FEEDBACK FRIDAY: Indigo Flower Pigment & Stripping Color

This week on FEEDBACK FRIDAY: Painting using the indigo flower pigment and how to strip color from a naturally dyed fiber

Every week for FEEDBACK FRIDAY, we are emailed with questions from our natural dye community asking simple and complex questions that we thought might be worth sharing. Of course, all of your burning questions are answered by natural dyer in chief, Kathy Hattori, Founder of Botanical Colors. This week, painting using the indigo flower pigment and how to strip color from a naturally dyed fiber

When you write “the oxidized indigo flower” is a great base to make paint, what do you mean? Can only the flower created on the top be mixed with a medium? Or the vat/dye bath? Or just unused indigo pigment?

We receive a lot of questions about how to make indigo paint or ink. Now we aren’t experts but it is our experience that if you take the indigo powder (unused indigo pigment) and mix it with a medium (guar gum, gum arabic, etc.) the results are a somewhat gritty, somber blue gray. I believe it is because the indigo has never been reduced and then oxidized, so its true color is not revealed.  If you carefully remove the indigo flower, which is indigo that has been reduced and then oxidized and mix it with a medium, then the color is a richer blue. This method is how blue highlights and details are added to Japanese kimono fabric.

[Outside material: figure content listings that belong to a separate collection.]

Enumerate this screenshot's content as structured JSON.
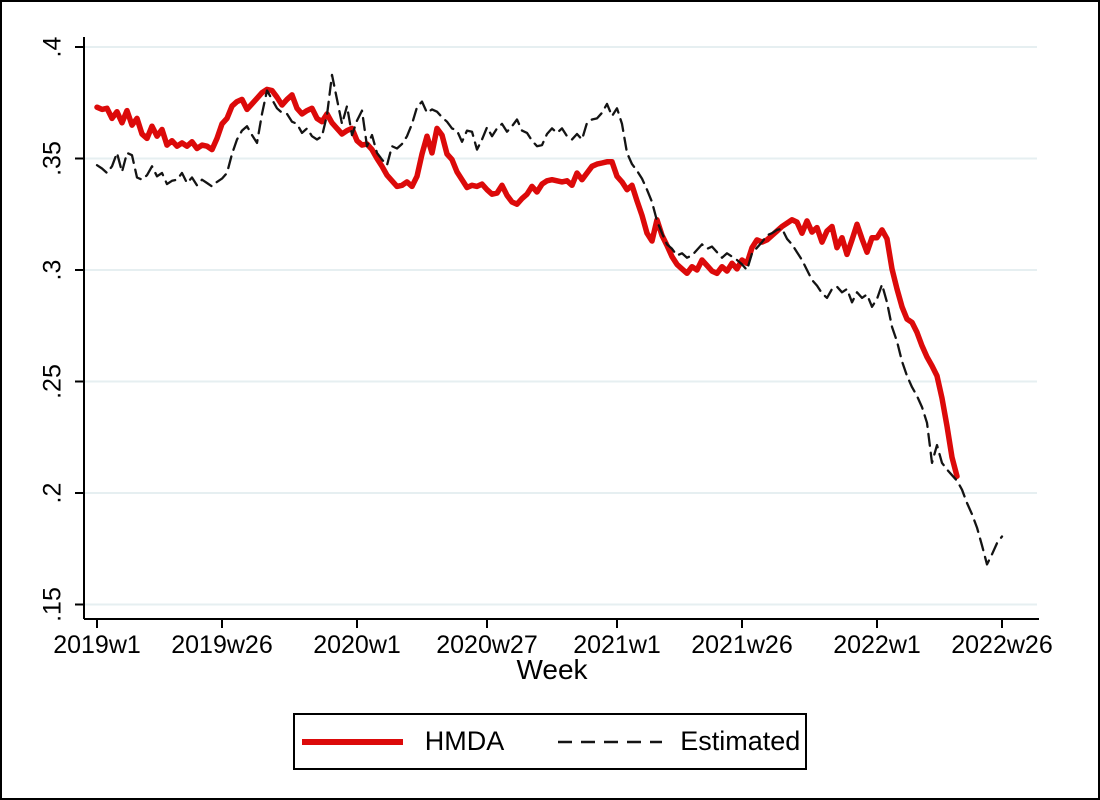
{
  "figure": {
    "background_color": "#ffffff",
    "border_color": "#000000"
  },
  "chart_data": {
    "type": "line",
    "title": "",
    "xlabel": "Week",
    "ylabel": "",
    "x_axis": {
      "tick_labels": [
        "2019w1",
        "2019w26",
        "2020w1",
        "2020w27",
        "2021w1",
        "2021w26",
        "2022w1",
        "2022w26"
      ],
      "tick_week_indices": [
        0,
        25,
        52,
        78,
        104,
        129,
        156,
        181
      ],
      "start_week": "2019w1",
      "end_week_drawn": "2022w26"
    },
    "y_axis": {
      "ticks": [
        0.15,
        0.2,
        0.25,
        0.3,
        0.35,
        0.4
      ],
      "tick_labels": [
        ".15",
        ".2",
        ".25",
        ".3",
        ".35",
        ".4"
      ],
      "range": [
        0.15,
        0.4
      ],
      "grid": true,
      "grid_color": "#e6eff1"
    },
    "legend": {
      "position": "bottom-center",
      "border_color": "#000000"
    },
    "series": [
      {
        "name": "HMDA",
        "color": "#dc0a0a",
        "style": "solid",
        "line_width": 5.5,
        "start_week_index": 0,
        "end_week_label": "2022w17",
        "values": [
          0.373,
          0.372,
          0.3725,
          0.368,
          0.371,
          0.366,
          0.3715,
          0.365,
          0.368,
          0.361,
          0.359,
          0.3645,
          0.36,
          0.363,
          0.356,
          0.358,
          0.3555,
          0.357,
          0.3555,
          0.3575,
          0.3545,
          0.356,
          0.3555,
          0.354,
          0.359,
          0.3655,
          0.368,
          0.3735,
          0.3755,
          0.3765,
          0.372,
          0.3745,
          0.377,
          0.3795,
          0.381,
          0.3805,
          0.3775,
          0.374,
          0.3765,
          0.3785,
          0.3725,
          0.37,
          0.3715,
          0.3725,
          0.368,
          0.3665,
          0.37,
          0.366,
          0.3635,
          0.361,
          0.3625,
          0.3635,
          0.358,
          0.356,
          0.3565,
          0.354,
          0.35,
          0.3465,
          0.3425,
          0.34,
          0.3375,
          0.338,
          0.3395,
          0.3375,
          0.342,
          0.352,
          0.36,
          0.3525,
          0.3635,
          0.3605,
          0.352,
          0.3495,
          0.344,
          0.3405,
          0.337,
          0.338,
          0.3375,
          0.3385,
          0.336,
          0.334,
          0.3345,
          0.338,
          0.3335,
          0.3305,
          0.3295,
          0.332,
          0.334,
          0.3375,
          0.335,
          0.3385,
          0.34,
          0.3405,
          0.34,
          0.3395,
          0.34,
          0.338,
          0.3435,
          0.3405,
          0.3435,
          0.3465,
          0.3475,
          0.348,
          0.3485,
          0.3485,
          0.342,
          0.3395,
          0.336,
          0.338,
          0.331,
          0.3245,
          0.3165,
          0.313,
          0.3225,
          0.3155,
          0.311,
          0.306,
          0.3025,
          0.3005,
          0.2985,
          0.3015,
          0.3,
          0.3045,
          0.302,
          0.2995,
          0.2985,
          0.3015,
          0.2995,
          0.303,
          0.3005,
          0.3045,
          0.303,
          0.31,
          0.3135,
          0.3125,
          0.3135,
          0.3155,
          0.3175,
          0.3195,
          0.321,
          0.3225,
          0.3215,
          0.3165,
          0.322,
          0.317,
          0.319,
          0.3125,
          0.3175,
          0.3195,
          0.31,
          0.3145,
          0.307,
          0.3135,
          0.3205,
          0.314,
          0.308,
          0.3145,
          0.3145,
          0.318,
          0.314,
          0.3005,
          0.2915,
          0.2835,
          0.278,
          0.2765,
          0.272,
          0.266,
          0.261,
          0.257,
          0.2525,
          0.2425,
          0.23,
          0.216,
          0.2075
        ]
      },
      {
        "name": "Estimated",
        "color": "#141414",
        "style": "dashed",
        "line_width": 2.3,
        "start_week_index": 0,
        "end_week_label": "2022w26",
        "values": [
          0.347,
          0.3455,
          0.3435,
          0.3465,
          0.3525,
          0.344,
          0.3525,
          0.3515,
          0.3415,
          0.3405,
          0.3425,
          0.3465,
          0.342,
          0.3435,
          0.3385,
          0.34,
          0.3405,
          0.3435,
          0.339,
          0.3415,
          0.338,
          0.3405,
          0.339,
          0.3375,
          0.3395,
          0.341,
          0.3435,
          0.352,
          0.3585,
          0.3625,
          0.3645,
          0.3605,
          0.357,
          0.37,
          0.3805,
          0.3765,
          0.3725,
          0.3705,
          0.37,
          0.3665,
          0.3655,
          0.3615,
          0.3635,
          0.36,
          0.3585,
          0.36,
          0.3695,
          0.3875,
          0.3765,
          0.3655,
          0.3735,
          0.3605,
          0.367,
          0.3715,
          0.3555,
          0.3605,
          0.3525,
          0.3495,
          0.347,
          0.3555,
          0.3545,
          0.3565,
          0.36,
          0.3655,
          0.373,
          0.3755,
          0.3705,
          0.372,
          0.371,
          0.3685,
          0.3665,
          0.3635,
          0.3625,
          0.3575,
          0.3625,
          0.362,
          0.354,
          0.3585,
          0.364,
          0.36,
          0.3635,
          0.3655,
          0.362,
          0.3645,
          0.3675,
          0.3625,
          0.3615,
          0.358,
          0.3555,
          0.356,
          0.361,
          0.3635,
          0.3615,
          0.3635,
          0.36,
          0.3585,
          0.361,
          0.3585,
          0.366,
          0.3675,
          0.368,
          0.3705,
          0.3745,
          0.369,
          0.3725,
          0.3655,
          0.3525,
          0.3475,
          0.3445,
          0.341,
          0.336,
          0.3305,
          0.322,
          0.3165,
          0.3115,
          0.3095,
          0.3065,
          0.3075,
          0.3055,
          0.3065,
          0.309,
          0.3115,
          0.3095,
          0.3105,
          0.308,
          0.3055,
          0.3075,
          0.306,
          0.3045,
          0.3025,
          0.3,
          0.3075,
          0.31,
          0.3125,
          0.3155,
          0.3165,
          0.318,
          0.3185,
          0.314,
          0.3115,
          0.308,
          0.3045,
          0.3,
          0.2955,
          0.293,
          0.2895,
          0.2875,
          0.2915,
          0.2925,
          0.29,
          0.2915,
          0.2855,
          0.29,
          0.2875,
          0.289,
          0.2835,
          0.287,
          0.2935,
          0.2855,
          0.2745,
          0.268,
          0.259,
          0.2525,
          0.2475,
          0.2435,
          0.2385,
          0.2315,
          0.2135,
          0.2215,
          0.2135,
          0.2105,
          0.208,
          0.2055,
          0.2015,
          0.1955,
          0.1905,
          0.1845,
          0.1765,
          0.168,
          0.1725,
          0.1775,
          0.1805
        ]
      }
    ]
  }
}
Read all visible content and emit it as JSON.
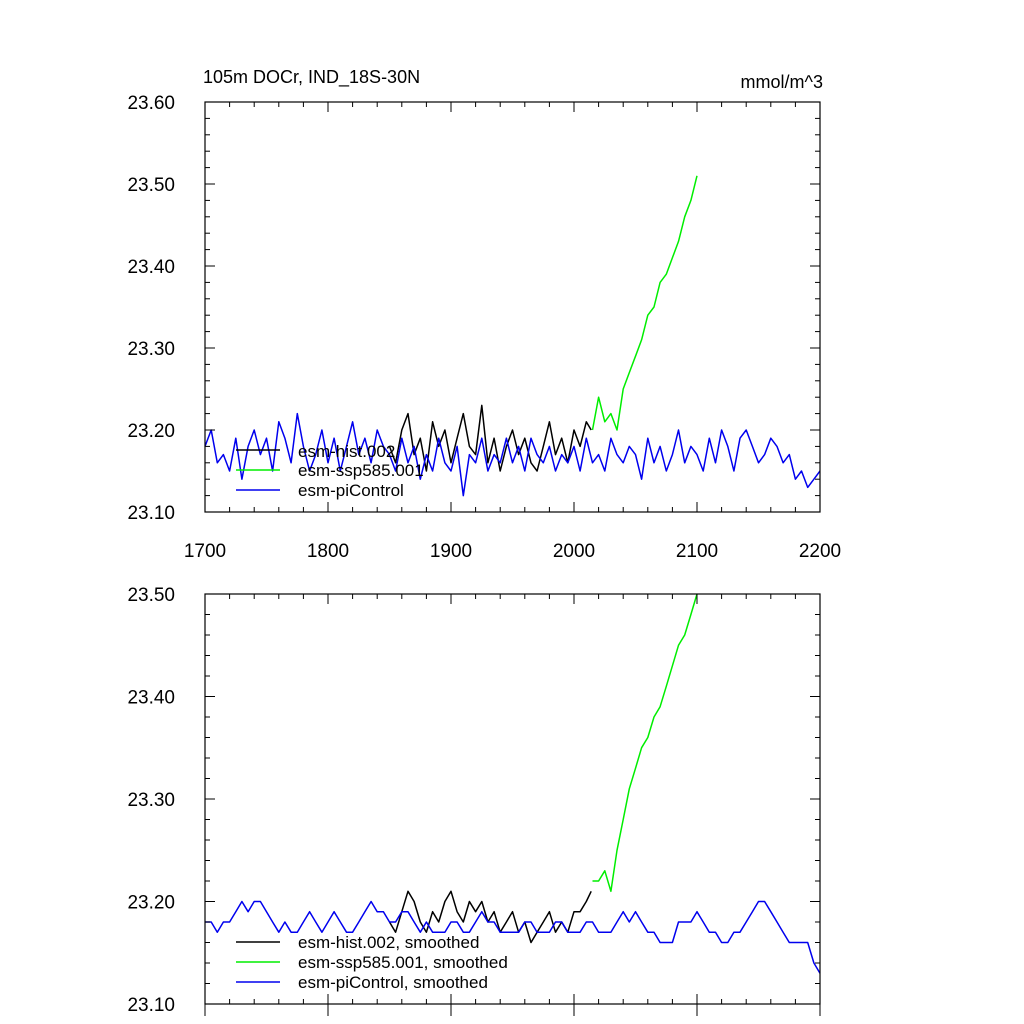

Can you strip natural dye off a garment once you put it on?

It is possible to remove color, but most of the methods are pretty aggressive. Sodium hydrosulfite will remove a lot of the color, but can damage silk and wool as it uses boiling alkaline water. You can try seeing if the color will discharge using citric acid.  If you use any of these techniques, it’s best to re-mordant.